Na visão de familiares, as oficinas terapêuticas representam instrumentos importantes de ressocialização e reabilitação psicossocial (AZEVEDO; MIRANDA, 2011). Para usuários, as oficinas são avaliadas como espaços que viabilizam convivência, expressão, lazer e promoção de bem estar além de gerarem entusiasmo e novas perspectivas para a vida fora do CAPS (SILVA; FARIAS, 2013).

Considerando o principal aspecto deste modo de atenção – a liberdade de ir e vir – trabalhar cotidianamente com a perspectiva de ressocializar a pessoa é investir em uma reabilitação para a vida como ela é, com seus sabores e dissabores,

preparando-a para a frustração e resiliência frente aos acontecimentos da vida social real.
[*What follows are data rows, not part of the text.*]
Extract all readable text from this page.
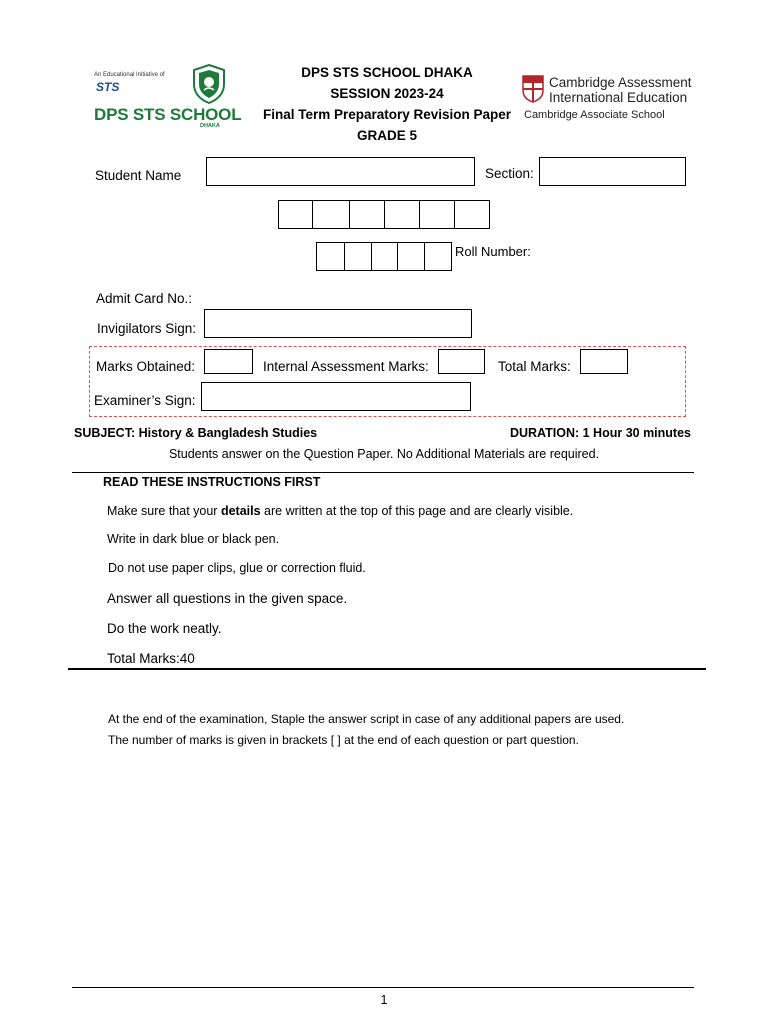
An Educational Initiative of
STS
DPS STS SCHOOL
DHAKA
DPS STS SCHOOL DHAKA
SESSION 2023-24
Final Term Preparatory Revision Paper
GRADE 5
Cambridge Assessment
International Education
Cambridge Associate School
Student Name	Section:
Roll Number:
Admit Card No.:
Invigilators Sign:
Marks Obtained:	Internal Assessment Marks:	Total Marks:
Examiner’s Sign:
SUBJECT: History & Bangladesh Studies	DURATION: 1 Hour 30 minutes
Students answer on the Question Paper. No Additional Materials are required.
READ THESE INSTRUCTIONS FIRST
Make sure that your details are written at the top of this page and are clearly visible.
Write in dark blue or black pen.
Do not use paper clips, glue or correction fluid.
Answer all questions in the given space.
Do the work neatly.
Total Marks:40
At the end of the examination, Staple the answer script in case of any additional papers are used.
The number of marks is given in brackets [ ] at the end of each question or part question.
1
As lutas, os compromissos e responsabilidades da cidadania são construídos durante o processo de preparação do sujeito para ampliação de seus vínculos e espaços de circulação social.

Considerando o fato histórico ainda presente na vida de muitas pessoas como marcas pelo sofrimento na clausura nos manicômios, observa-se que com a reforma psiquiátrica e a mudança no modo de cuidado em saúde mental, estas pessoas acessam um cuidado ampliado e o respeito como seres humanos.

Neste sentido, importantes avanços foram conquistados com muitas lutas, estudos e sofrimentos pelas perdas ao longo dos anos de manicômio. As leis reformistas, os serviços regulamentados pelo paradigma psicossocial e o empoderamento de sujeitos na sociedade implicam no inconsciente coletivo e regulamentam as práticas de cuidado, sendo determinantes para a desconstrução do preconceito em torno do estigma que “patologizou” e condenou os “diferentes” instituindo a ideia de loucura.